The question, as the writer Arundhati Roy asks, is what shall we love? Will we place our blind faith in a system that seeks to tie every aspect of our lives, no matter how unrelated, into a neat bouquet waiting to welcome anyone who wants to hack their way into control? Are we so enamoured by the promise of digital riches – as Messrs.

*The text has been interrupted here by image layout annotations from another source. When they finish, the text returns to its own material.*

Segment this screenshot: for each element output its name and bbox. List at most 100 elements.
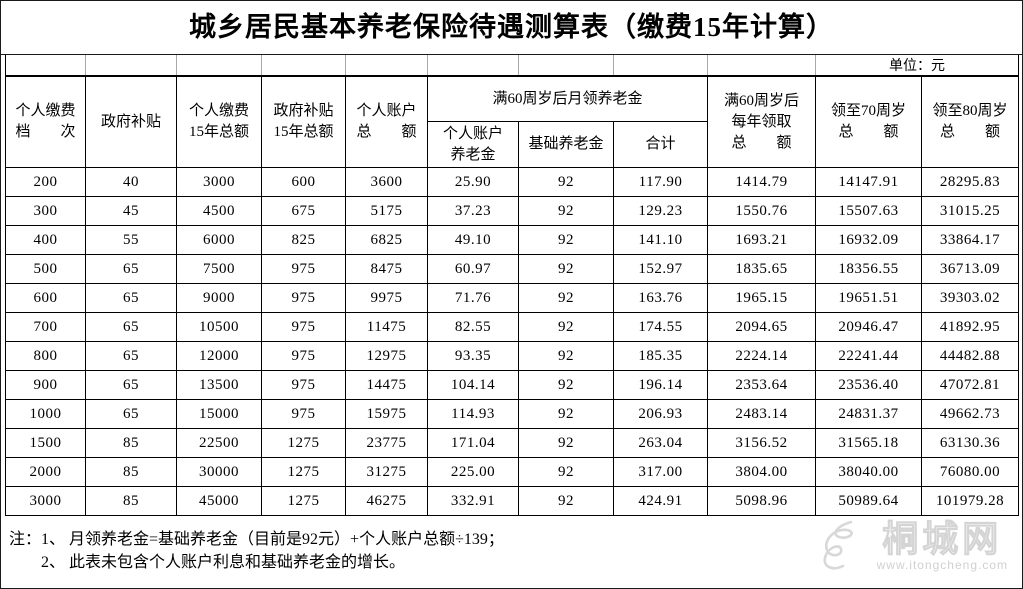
header-subsidy-total-15y: 政府补贴 15年总额 [261, 75, 346, 168]
table-cell: 92 [518, 457, 614, 487]
table-cell: 85 [85, 486, 177, 516]
table-cell: 424.91 [613, 486, 708, 516]
table-cell: 1414.79 [707, 167, 816, 197]
table-cell: 20946.47 [815, 312, 922, 342]
table-cell: 206.93 [613, 399, 708, 429]
table-cell: 3000 [176, 167, 262, 197]
table-row: 3000 85 45000 1275 46275 332.91 92 424.91 5098.9… [5, 486, 1019, 516]
table-cell: 31565.18 [815, 428, 922, 458]
table-cell: 15975 [345, 399, 428, 429]
table-cell: 65 [85, 399, 177, 429]
table-cell: 33864.17 [921, 225, 1019, 255]
header-monthly-group: 满60周岁后月领养老金 [427, 75, 708, 122]
table-cell: 92 [518, 428, 614, 458]
table-cell: 200 [5, 167, 86, 197]
unit-spacer [261, 55, 346, 77]
table-cell: 65 [85, 312, 177, 342]
table-cell: 174.55 [613, 312, 708, 342]
table-cell: 825 [261, 225, 346, 255]
table-cell: 975 [261, 312, 346, 342]
table-cell: 5098.96 [707, 486, 816, 516]
table-cell: 92 [518, 399, 614, 429]
tongcheng-logo-icon [823, 520, 853, 570]
table-row: 300 45 4500 675 5175 37.23 92 129.23 1550.76 1550… [5, 196, 1019, 226]
table-cell: 16932.09 [815, 225, 922, 255]
table-cell: 23775 [345, 428, 428, 458]
table-cell: 92 [518, 167, 614, 197]
header-gov-subsidy: 政府补贴 [85, 75, 177, 168]
unit-spacer [613, 55, 708, 77]
table-row: 600 65 9000 975 9975 71.76 92 163.76 1965.15 1965… [5, 283, 1019, 313]
table-cell: 71.76 [427, 283, 519, 313]
table-cell: 1500 [5, 428, 86, 458]
table-cell: 141.10 [613, 225, 708, 255]
table-cell: 2000 [5, 457, 86, 487]
table-cell: 65 [85, 283, 177, 313]
table-cell: 15507.63 [815, 196, 922, 226]
table-cell: 800 [5, 341, 86, 371]
table-cell: 18356.55 [815, 254, 922, 284]
table-cell: 23536.40 [815, 370, 922, 400]
table-row: 800 65 12000 975 12975 93.35 92 185.35 2224.14 22… [5, 341, 1019, 371]
table-cell: 6000 [176, 225, 262, 255]
table-cell: 129.23 [613, 196, 708, 226]
unit-spacer [176, 55, 262, 77]
table-cell: 65 [85, 254, 177, 284]
table-cell: 975 [261, 283, 346, 313]
table-cell: 185.35 [613, 341, 708, 371]
table-cell: 13500 [176, 370, 262, 400]
header-row-top: 个人缴费 档 次 政府补贴 个人缴费 15年总额 政府补贴 15年总额 个人账户… [5, 75, 1019, 168]
table-cell: 31275 [345, 457, 428, 487]
header-yearly-total: 满60周岁后 每年领取 总 额 [707, 75, 816, 168]
table-cell: 700 [5, 312, 86, 342]
table-cell: 38040.00 [815, 457, 922, 487]
table-cell: 76080.00 [921, 457, 1019, 487]
table-cell: 300 [5, 196, 86, 226]
table-cell: 900 [5, 370, 86, 400]
table-cell: 44482.88 [921, 341, 1019, 371]
table-cell: 975 [261, 341, 346, 371]
table-cell: 975 [261, 399, 346, 429]
table-cell: 92 [518, 283, 614, 313]
table-cell: 92 [518, 254, 614, 284]
unit-spacer [427, 55, 519, 77]
table-cell: 2353.64 [707, 370, 816, 400]
table-cell: 92 [518, 341, 614, 371]
header-row-sub: 个人账户 养老金 基础养老金 合计 [6, 121, 1019, 168]
table-cell: 9000 [176, 283, 262, 313]
table-cell: 50989.64 [815, 486, 922, 516]
table-cell: 2483.14 [707, 399, 816, 429]
table-cell: 31015.25 [921, 196, 1019, 226]
table-cell: 4500 [176, 196, 262, 226]
table-cell: 114.93 [427, 399, 519, 429]
table-cell: 1275 [261, 428, 346, 458]
table-cell: 1275 [261, 457, 346, 487]
table-row: 2000 85 30000 1275 31275 225.00 92 317.00 3804.0… [5, 457, 1019, 487]
table-cell: 49662.73 [921, 399, 1019, 429]
footnotes: 注： 1、 月领养老金=基础养老金（目前是92元）+个人账户总额÷139； 2、… [1, 516, 1022, 574]
watermark-text: 桐城网 www.itongcheng.com [877, 520, 1008, 573]
table-cell: 2094.65 [707, 312, 816, 342]
table-cell: 22500 [176, 428, 262, 458]
table-cell: 39303.02 [921, 283, 1019, 313]
table-cell: 500 [5, 254, 86, 284]
table-cell: 60.97 [427, 254, 519, 284]
table-cell: 317.00 [613, 457, 708, 487]
table-cell: 36713.09 [921, 254, 1019, 284]
table-cell: 975 [261, 254, 346, 284]
table-cell: 1965.15 [707, 283, 816, 313]
unit-spacer [345, 55, 428, 77]
header-monthly-sum: 合计 [613, 121, 708, 168]
table-cell: 12000 [176, 341, 262, 371]
table-cell: 675 [261, 196, 346, 226]
table-cell: 117.90 [613, 167, 708, 197]
header-monthly-base: 基础养老金 [518, 121, 614, 168]
table-cell: 11475 [345, 312, 428, 342]
table-cell: 45 [85, 196, 177, 226]
table-cell: 152.97 [613, 254, 708, 284]
table-cell: 975 [261, 370, 346, 400]
table-cell: 93.35 [427, 341, 519, 371]
header-to-80-total: 领至80周岁 总 额 [921, 75, 1019, 168]
table-cell: 6825 [345, 225, 428, 255]
header-monthly-account: 个人账户 养老金 [427, 121, 519, 168]
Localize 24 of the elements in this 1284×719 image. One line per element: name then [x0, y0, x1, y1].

Ambani and Nilekani apparently seem to be – that we overturn even the most fundamental promises that underpin human society? Data might very well be the new oil, but humans do not still possess the ability to digest oil, letalone data? Whether or not the Supreme Court strikes down this blatantly unconstitutional - and brazenly bulldozed – law, the larger questions hang in the balance for us as citizens. What is the meaning of us, as a society, as a country, if we do not question even those State actions that affect us so fundamentally and profoundly? Are we so willing to surrender our fundamental freedoms in exchange for some vaguely defined, barely comprehensible promise of a digital Utopia? Will we let Aadhaar seal our servitude to our digital devices, ensuring we never look up again to confront the dissolution of meaning facing us? In my meagre attempts at trying to build public awareness, I have had the privilege of interacting with Dr Khera, Dr Usha Ramanathan, and several others who have spent a lifetime working with passion in diverse fields – only to be brought into an unlikely Tolkien-esque “fellowship” because of Aadhaar which, much like the fictional One Ring, threatens to bind us in the darkness of digital tyranny. That their work – and their warnings – fall on deaf ears should trouble every one of us.